Максим
Я не думал, что смогу ненавидеть кого-то сильнее, чем отца. Оказалось, могу. Только эта ненависть не вдохновляет, не побуждает сопротивляться, а убивает, мучительно, выкорчевывая все внутренности. Я ненавижу ее, искусную притворщицу.
Усмехаюсь сам себе, качая головой. Не верю, что смог так легко попасться в ее ловко расставленные сети. Опрокидываю в себя третий стакан коньяка, жмурюсь и кашляю в рукав. Жгучая жидкость обжигает горло так, что выступают слезы, но мне плевать, я хочу сжечь в себе все органы и не чувствовать, а потом сдохнуть. Паренек за барной стойкой внимательно следит за мной, я уже пару раз послал его на хрен и всячески спровоцировал. Я хочу получить по морде, чтобы переключиться на другую боль, а не ту, что сжимает в груди.
Как я мог не заметить? Как мог увязнуть так глубоко, по самые уши в этом болоте из чувств. Я ведь действительно начал верить, что у нас может получиться. Две недели. Две гребаных недели я практически чувствовал себя пиздатым счастливчиком. Я утопал в ее нежности, ласках, веснушках и шелковых волосах.
Когда они успевали крутить любовь, ведь всё свободное время она проводила со мной? Я смиренно решил забить на мысли об их возможном романе и успокоился. Они не встречались, не созванивались, а я сгорал в ее руках и тепле. Как можно так искусно притворяться? Ради чего? Ради, сука, траха, которым не мог обеспечить мой инвалид-братец? А на что она рассчитывала дальше? Что я просто пожелаю им на свадьбе «долго и счастливо»?
Бью ладонью по стойке, отчего пустые фужеры ударяются друг о друга. Бармен гневно смотрит на меня. Ну наконец-то. Давай, врежь мне, ну. Но у парня, видимо, крепкие нервы и стальные яйца, раз он подходит ближе и наливает очередную порцию коньяка.

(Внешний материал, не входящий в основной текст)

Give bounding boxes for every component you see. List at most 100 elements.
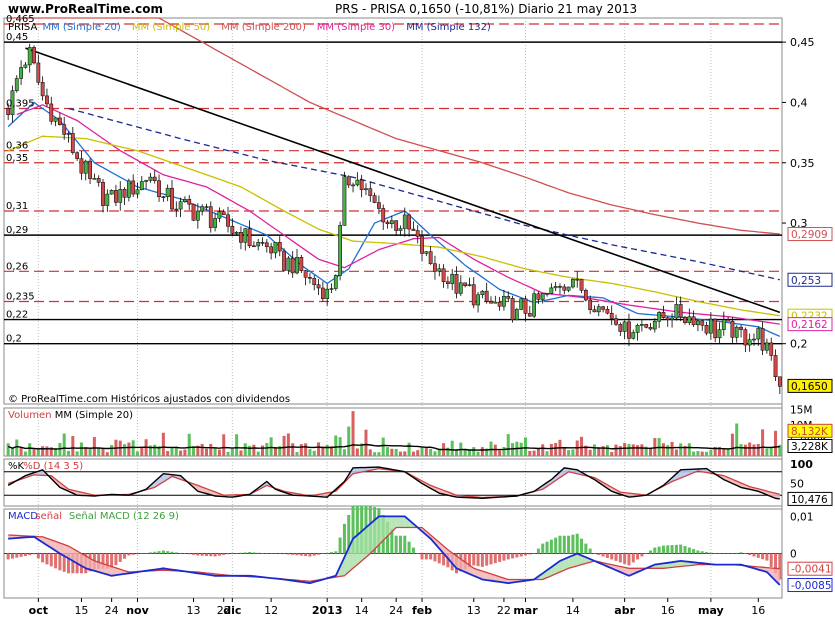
stochastic-fill bbox=[163, 473, 168, 482]
candle-body bbox=[346, 176, 351, 186]
volume-bar bbox=[567, 450, 571, 456]
candle-body bbox=[70, 133, 75, 153]
candle-body bbox=[411, 228, 416, 231]
stochastic-fill bbox=[547, 479, 552, 487]
stochastic-value-label-box bbox=[787, 491, 833, 506]
volume-bar bbox=[480, 447, 484, 456]
volume-bar bbox=[726, 448, 730, 456]
volume-bar bbox=[649, 448, 653, 456]
x-axis-label: nov bbox=[126, 604, 149, 617]
candle-body bbox=[441, 268, 446, 282]
volume-bar bbox=[105, 452, 109, 456]
candle-body bbox=[381, 208, 386, 223]
macd-histogram-bar bbox=[562, 535, 566, 554]
candle-body bbox=[502, 296, 506, 307]
candle-body bbox=[618, 324, 623, 332]
volume-bar bbox=[674, 449, 678, 456]
macd-histogram-bar bbox=[756, 553, 760, 558]
volume-bar bbox=[601, 446, 605, 456]
volume-bar bbox=[713, 446, 717, 456]
candle-body bbox=[320, 287, 325, 299]
macd-histogram-bar bbox=[144, 553, 148, 554]
macd-histogram-bar bbox=[49, 553, 53, 567]
macd-histogram-bar bbox=[549, 539, 553, 554]
volume-bar bbox=[433, 451, 437, 456]
volume-bar bbox=[166, 450, 170, 456]
macd-fill bbox=[98, 562, 103, 574]
candle-body bbox=[769, 342, 774, 356]
candle-body bbox=[114, 190, 118, 203]
macd-fill bbox=[771, 567, 776, 581]
candle-body bbox=[489, 300, 493, 304]
macd-fill bbox=[460, 559, 466, 573]
stochastic-fill bbox=[680, 469, 685, 479]
volume-bar bbox=[174, 446, 178, 456]
candle-body bbox=[592, 309, 597, 313]
volume-bar bbox=[403, 451, 407, 456]
macd-histogram-bar bbox=[752, 553, 756, 557]
macd-histogram-bar bbox=[696, 550, 700, 554]
macd-histogram-bar bbox=[429, 553, 433, 560]
macd-histogram-bar bbox=[705, 552, 709, 554]
macd-fill bbox=[64, 544, 69, 559]
macd-histogram-bar bbox=[329, 552, 333, 554]
macd-histogram-bar bbox=[265, 553, 269, 554]
candle-body bbox=[239, 232, 243, 243]
volume-bar bbox=[679, 443, 683, 456]
candle-body bbox=[126, 180, 131, 198]
candle-body bbox=[519, 298, 524, 310]
candle-body bbox=[377, 202, 381, 209]
price-tick-label: 0,35 bbox=[790, 157, 815, 170]
volume-bar bbox=[153, 444, 157, 456]
candle-body bbox=[605, 309, 610, 314]
candle-body bbox=[721, 319, 726, 330]
macd-histogram-bar bbox=[179, 553, 183, 554]
candle-body bbox=[527, 313, 532, 317]
candle-body bbox=[635, 324, 640, 333]
volume-bar bbox=[562, 447, 566, 456]
volume-legend-item: Volumen bbox=[8, 410, 52, 421]
volume-bar bbox=[230, 448, 234, 456]
site-logo[interactable]: www.ProRealTime.com bbox=[8, 2, 163, 16]
candle-body bbox=[303, 270, 308, 278]
macd-histogram-bar bbox=[58, 553, 62, 571]
macd-histogram-bar bbox=[683, 546, 687, 554]
volume-bar bbox=[506, 434, 510, 456]
candle-body bbox=[467, 284, 472, 287]
candle-body bbox=[148, 176, 153, 181]
volume-bar bbox=[502, 446, 506, 456]
candle-body bbox=[23, 64, 28, 68]
candle-body bbox=[415, 230, 420, 237]
macd-histogram-bar bbox=[200, 553, 204, 556]
macd-tick-label: 0,01 bbox=[790, 511, 813, 523]
volume-bar bbox=[424, 447, 428, 456]
candle-body bbox=[739, 326, 743, 330]
candle-body bbox=[32, 47, 36, 64]
volume-bar bbox=[36, 448, 40, 456]
candle-body bbox=[247, 228, 252, 247]
candle-body bbox=[19, 67, 23, 79]
candle-body bbox=[579, 279, 584, 291]
volume-bar bbox=[700, 451, 704, 456]
volume-bar bbox=[10, 447, 14, 456]
macd-fill bbox=[107, 565, 112, 576]
macd-histogram-bar bbox=[700, 551, 704, 554]
candle-body bbox=[183, 198, 187, 203]
macd-histogram-bar bbox=[761, 553, 765, 560]
macd-histogram-bar bbox=[502, 553, 506, 561]
volume-bar bbox=[476, 451, 480, 456]
moving-average-sma50 bbox=[7, 135, 780, 317]
volume-bar bbox=[101, 447, 105, 456]
macd-histogram-bar bbox=[170, 551, 174, 554]
candle-body bbox=[325, 288, 330, 299]
stochastic-fill bbox=[542, 482, 548, 490]
candle-body bbox=[122, 189, 127, 198]
volume-bar bbox=[41, 446, 45, 456]
copyright-note: © ProRealTime.com Históricos ajustados c… bbox=[8, 393, 290, 405]
macd-histogram-bar bbox=[161, 550, 165, 554]
panel-frame-stoch bbox=[3, 458, 783, 507]
candle-body bbox=[726, 319, 730, 322]
macd-histogram-bar bbox=[71, 553, 75, 574]
price-level-label: 0,26 bbox=[6, 261, 28, 272]
candle-body bbox=[10, 90, 15, 115]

Закрываю глаза и улетаю в маленькую уютную квартирку, с обшарпанным диваном, но таким, сука, родным. Я же чувствовал, ощущал, как ее уносило под моими прикосновениями, как вибрировали стены от ее стонов и криков, как плавилась кровь. Так невозможно сыграть, так какого хрена? Что тебе не хватало, зараза? Денег, подарков, признаний, обещаний?
Почему снова выбирают его, а не меня?
«Я соскучилась», — в голове набатом бьют ее последние мне слова. Так соскучилась, что согласилась выйти замуж за моего брата?
Там, в Москве, куда отправил меня отец вместо себя, меня ломало от тоски. Я скучал. Дико скучал. Но не мог открыто об этом говорить. Что-то не давало. Просто я не умею вот так открыто показывать чувств, не научился, да и не для кого было. Не мог переступить через себя и сказать ей эти важные слова, что тоже неистово скучаю, что бьюсь в агонии в разлуке. А она ждала. Знаю, что ждала этих слов. Нежности тебе не хватало? В старшем брате ты ее находила, дрянь?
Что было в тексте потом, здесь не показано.